社運をかけて新サービスの立ち上げを決めた。提供開始まで時間の余裕はない。サービスの概要はほぼ固まっているものの、途中で変更になる可能性が高い。業務部門に「こんなシステムが欲しい」という明確なイメージがあるわけではない──。こんな状況で要求に応え、ユーザーが実際に使えるアプリケーションを作り上げるのがDevOpsの目的だ。アジャイル開発、バリュー・ストリーム・マップ、自動テスト、CI(継続的インテグレーション)、コンテナなど様々な手法や技術、ツールを活用する。
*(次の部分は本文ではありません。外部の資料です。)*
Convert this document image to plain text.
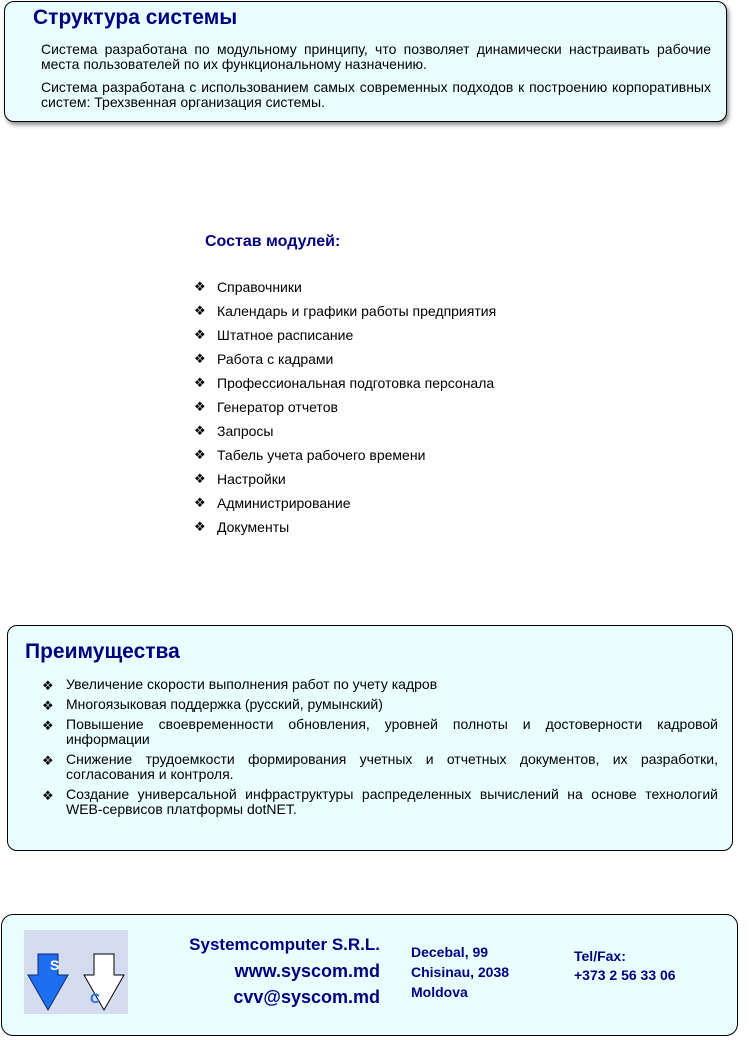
Структура системы

Система разработана по модульному принципу, что позволяет динамически настраивать рабочие места пользователей по их функциональному назначению.

Система разработана с использованием самых современных подходов к построению корпоративных систем: Трехзвенная организация системы.

Состав модулей:
❖ Справочники
❖ Календарь и графики работы предприятия
❖ Штатное расписание
❖ Работа с кадрами
❖ Профессиональная подготовка персонала
❖ Генератор отчетов
❖ Запросы
❖ Табель учета рабочего времени
❖ Настройки
❖ Администрирование
❖ Документы
Преимущества
❖ Увеличение скорости выполнения работ по учету кадров
❖ Многоязыковая поддержка (русский, румынский)
❖ Повышение своевременности обновления, уровней полноты и достоверности кадровой информации
❖ Снижение трудоемкости формирования учетных и отчетных документов, их разработки, согласования и контроля.
❖ Создание универсальной инфраструктуры распределенных вычислений на основе технологий WEB-сервисов платформы dotNET.
S
C
Systemcomputer S.R.L.
www.syscom.md
cvv@syscom.md
Decebal, 99
Chisinau, 2038
Moldova
Tel/Fax:
+373 2 56 33 06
DevOpsを実践する企業が全体の2~3割という実態をどう捉えるかは人によって異なるだろうが、日本でもようやくDevOpsが広まりつつあるとみなせそうだ。IDC Japanがこの調査結果を公表したのは2017年10月だが、2016年1月に公表した同様の調査ではDevOpsを実践する企業は6.6%。2年以内に採用する計画を持つ企業を合わせても10%強にすぎなかった。
日本におけるDevOpsやアジャイル開発の先導者は現状をどう見ているのだろうか。米マイクロソフト(Microsoft)のグローバルチームに所属するソフトウエアエンジニアの牛尾剛氏、楽天でDevOpsやアジャイル開発の導入を主導する川口恭伸氏、米国で日本への技術導入を支援しているクリエーションラインの鈴木逸平氏という3人の識者に聞いた(注)。
3人は日本におけるDevOpsの広がりを実感しつつ「世界との差は広がっている」と指摘。多くの日本企業がその実態に気づいていない現状に危機感を抱く。状況の打開策として「おじさん(上司や経営層)への説明」が必要な企業からの脱却を呼びかける。